Solution Components - Scale-Out Computing on AWS

Solution Components

User Interface

Scale-Out Computing on AWS deploys and sets up an example web user interface (UI) with a common set of APIs that the administrator and users can use to interact with their Amazon Elastic Compute Cloud (Amazon EC2) cluster. The example UI allows users to submit jobs, manage and share their files, start/stop desktop cloud visualization (DCV) sessions, download private keys, and monitor the queue and job status in real-time. Administrators can use the UI to manage LDAP users and groups, create application profiles (for web-based job submission), and manage job queues.

Pre- and Post-Processing in the Cloud

This solution leverages cloud-based workstations to enable users to easily access the cluster to perform any pre- and post-processing visualization actions (such as computer-aided design). User working files persist across workstation sessions and are stored in the user home directory in Amazon Elastic File System (Amazon EFS). Administrators can create custom Linux Amazon Machine Images (AMIs) with common user applications preinstalled in the cloud workstation.

Real-Time Analytics

Schedulers and application logs are ingested in real-time and stored into the data lake for further processing. Node counts, job status, and metadata is automatically pushed to the Amazon Elasticsearch Service (Amazon ES) cluster.

Custom Code and Automation

This solution is deployed with a collection of scripts that are customizable and can be extended to help administrators and users collect data and execute common cluster tasks.

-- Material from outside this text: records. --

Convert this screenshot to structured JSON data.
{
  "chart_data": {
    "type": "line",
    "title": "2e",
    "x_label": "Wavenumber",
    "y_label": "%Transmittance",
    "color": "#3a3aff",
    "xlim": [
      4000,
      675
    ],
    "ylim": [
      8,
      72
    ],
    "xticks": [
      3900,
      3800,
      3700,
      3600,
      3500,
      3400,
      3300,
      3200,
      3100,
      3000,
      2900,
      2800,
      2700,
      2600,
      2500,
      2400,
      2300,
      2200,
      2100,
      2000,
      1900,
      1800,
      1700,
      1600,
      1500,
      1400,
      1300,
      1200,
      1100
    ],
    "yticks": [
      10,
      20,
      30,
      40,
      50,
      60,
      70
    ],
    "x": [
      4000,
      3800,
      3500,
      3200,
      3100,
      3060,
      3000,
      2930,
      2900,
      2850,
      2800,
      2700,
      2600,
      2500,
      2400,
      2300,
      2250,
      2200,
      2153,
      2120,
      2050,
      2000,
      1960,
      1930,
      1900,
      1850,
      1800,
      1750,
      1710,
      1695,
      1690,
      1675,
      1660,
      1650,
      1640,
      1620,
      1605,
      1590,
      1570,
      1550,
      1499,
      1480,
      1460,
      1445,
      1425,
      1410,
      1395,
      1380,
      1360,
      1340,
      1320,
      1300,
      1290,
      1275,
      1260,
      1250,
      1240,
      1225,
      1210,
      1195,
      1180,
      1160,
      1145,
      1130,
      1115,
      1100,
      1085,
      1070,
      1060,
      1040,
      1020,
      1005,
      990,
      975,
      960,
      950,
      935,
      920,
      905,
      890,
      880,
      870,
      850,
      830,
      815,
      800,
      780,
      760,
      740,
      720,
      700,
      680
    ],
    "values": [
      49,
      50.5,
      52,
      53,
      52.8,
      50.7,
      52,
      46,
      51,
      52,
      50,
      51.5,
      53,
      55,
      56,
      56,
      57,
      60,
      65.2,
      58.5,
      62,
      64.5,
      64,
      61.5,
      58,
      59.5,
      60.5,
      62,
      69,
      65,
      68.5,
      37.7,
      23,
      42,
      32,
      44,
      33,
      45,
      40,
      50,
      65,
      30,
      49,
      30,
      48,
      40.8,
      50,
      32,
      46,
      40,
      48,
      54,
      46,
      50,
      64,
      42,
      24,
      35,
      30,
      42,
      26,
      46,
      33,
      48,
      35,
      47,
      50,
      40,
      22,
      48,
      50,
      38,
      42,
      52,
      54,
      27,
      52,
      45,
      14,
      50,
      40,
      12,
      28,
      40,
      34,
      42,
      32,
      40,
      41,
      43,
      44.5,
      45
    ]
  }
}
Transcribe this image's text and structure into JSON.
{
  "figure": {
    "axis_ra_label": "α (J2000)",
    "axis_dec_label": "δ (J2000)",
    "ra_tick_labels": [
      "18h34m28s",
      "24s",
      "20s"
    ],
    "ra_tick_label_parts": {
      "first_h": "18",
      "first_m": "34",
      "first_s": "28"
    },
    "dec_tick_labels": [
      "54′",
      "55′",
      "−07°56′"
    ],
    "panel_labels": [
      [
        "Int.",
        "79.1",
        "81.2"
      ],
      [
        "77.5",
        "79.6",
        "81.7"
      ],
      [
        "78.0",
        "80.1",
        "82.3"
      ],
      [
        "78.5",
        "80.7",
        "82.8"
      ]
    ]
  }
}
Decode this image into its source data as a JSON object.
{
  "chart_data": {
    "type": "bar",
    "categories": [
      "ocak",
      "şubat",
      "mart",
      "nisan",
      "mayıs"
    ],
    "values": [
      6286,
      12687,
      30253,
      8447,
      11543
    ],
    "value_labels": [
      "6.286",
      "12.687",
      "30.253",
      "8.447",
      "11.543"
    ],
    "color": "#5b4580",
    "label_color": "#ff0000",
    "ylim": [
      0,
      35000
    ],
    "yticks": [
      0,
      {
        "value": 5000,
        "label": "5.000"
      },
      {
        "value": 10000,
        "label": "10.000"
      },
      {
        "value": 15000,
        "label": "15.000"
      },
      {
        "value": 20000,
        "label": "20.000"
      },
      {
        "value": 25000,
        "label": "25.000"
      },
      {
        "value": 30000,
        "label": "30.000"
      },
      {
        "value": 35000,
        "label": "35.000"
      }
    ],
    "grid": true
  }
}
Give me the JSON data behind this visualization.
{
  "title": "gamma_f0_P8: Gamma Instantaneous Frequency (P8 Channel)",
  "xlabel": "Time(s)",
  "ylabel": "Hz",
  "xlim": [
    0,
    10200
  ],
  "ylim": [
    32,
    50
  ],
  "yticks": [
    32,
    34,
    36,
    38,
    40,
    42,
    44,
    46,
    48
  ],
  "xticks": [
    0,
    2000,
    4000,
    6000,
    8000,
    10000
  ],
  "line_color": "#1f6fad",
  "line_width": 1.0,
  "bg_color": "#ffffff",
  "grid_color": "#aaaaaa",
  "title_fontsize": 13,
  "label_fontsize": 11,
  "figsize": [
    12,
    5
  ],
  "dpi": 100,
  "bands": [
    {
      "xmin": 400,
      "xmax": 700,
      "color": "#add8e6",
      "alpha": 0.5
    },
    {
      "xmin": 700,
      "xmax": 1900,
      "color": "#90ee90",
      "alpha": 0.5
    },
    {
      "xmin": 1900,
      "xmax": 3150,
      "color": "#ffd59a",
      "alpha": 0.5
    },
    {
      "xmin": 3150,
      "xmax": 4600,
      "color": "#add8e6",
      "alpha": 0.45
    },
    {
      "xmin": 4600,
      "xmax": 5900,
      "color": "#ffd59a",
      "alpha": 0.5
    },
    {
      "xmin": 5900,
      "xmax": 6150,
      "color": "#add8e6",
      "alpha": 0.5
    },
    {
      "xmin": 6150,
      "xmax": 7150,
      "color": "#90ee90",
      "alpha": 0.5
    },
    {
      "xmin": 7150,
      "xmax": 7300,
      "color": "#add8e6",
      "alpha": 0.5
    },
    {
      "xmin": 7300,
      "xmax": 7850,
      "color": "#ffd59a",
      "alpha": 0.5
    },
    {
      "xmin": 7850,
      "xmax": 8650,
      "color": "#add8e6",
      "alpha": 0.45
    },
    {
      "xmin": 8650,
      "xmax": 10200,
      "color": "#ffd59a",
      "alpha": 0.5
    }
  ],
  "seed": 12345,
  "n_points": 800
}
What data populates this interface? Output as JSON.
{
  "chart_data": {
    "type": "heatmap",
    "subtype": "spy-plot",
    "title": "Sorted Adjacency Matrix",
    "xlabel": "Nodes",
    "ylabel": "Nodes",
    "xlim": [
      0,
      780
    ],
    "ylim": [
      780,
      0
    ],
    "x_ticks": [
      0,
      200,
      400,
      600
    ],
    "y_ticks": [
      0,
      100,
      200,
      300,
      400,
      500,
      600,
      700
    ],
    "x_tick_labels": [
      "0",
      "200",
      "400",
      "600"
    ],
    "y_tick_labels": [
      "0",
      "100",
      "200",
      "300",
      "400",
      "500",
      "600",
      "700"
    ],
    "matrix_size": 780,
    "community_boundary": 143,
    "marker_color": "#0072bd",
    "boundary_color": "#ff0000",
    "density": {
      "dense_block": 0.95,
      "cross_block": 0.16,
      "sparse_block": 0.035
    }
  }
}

These customizations can be found in /apps/soca/<your-soca-name> and perform the following tasks:

  • Automatic Error Handling: Dry run checks before provisioning Amazon EC2 capacity

  • Automatic Log Management: Collects and backups cluster logs to Amazon S3

  • Custom job status tool: Improves cluster status with AWS-specific information

  • Simplified LDAP user management: Scripts to perform typical LDAP actions

  • Application License resource: FlexLM software enabled script which calculates the number of license available for a given feature

High-Perfomance Computing (HPC) Budgets

This solution helps users and administrators easily manage their HPC budgets. It generates detailed reports by users, software, teams, queues, projects, or applications using resource tagging. This solution uses AWS Cost Explorer and AWS Budgets to help users manage their expenses and forecast their budgets based on historical data. Note that if resource tagging is not enabled, you must manually enable these tags for the Cost Explorer reporting platform through Cost Allocation Tags.

Customizable

This solution can be customized by users to fit their business needs. The business logic is configured using an AWS CloudFormation template and Amazon EC2 user data scripts. The solution's codebase is open-source and available on GitHub. Customization examples can be found on the official documentation.

Persistent and Unlimited Storage

This solution deploys two unlimited Amazon Elastic File System (Amazon EFS) storage files (/apps and /data). You can also deploy high-speed Amazon EBS SSD-backed disks or Amazon FSx for Lustre that can be used as a scratch location on your compute nodes.

Centralized User Mangement

Customers can create unlimited LDAP users and groups. By default, this solution deploys a default LDAP account and a Sudoers LDAP group which manages the SUDO permission on the cluster.

Scheduler Instance

This solution deploys an Amazon EC2 instance running the open source PBS Professional (PBSPRO) 18.1.4 job scheduling software. This solution has an AGPLv3 licensing component. For more information, see Notices.

Application Programming Interface (API)

This solution provides an HTTP REST API for administrators and users to interact with the cluster programmatically. Through the API you can create users, groups, and queues; submit jobs; and view and change job status using either bash or python.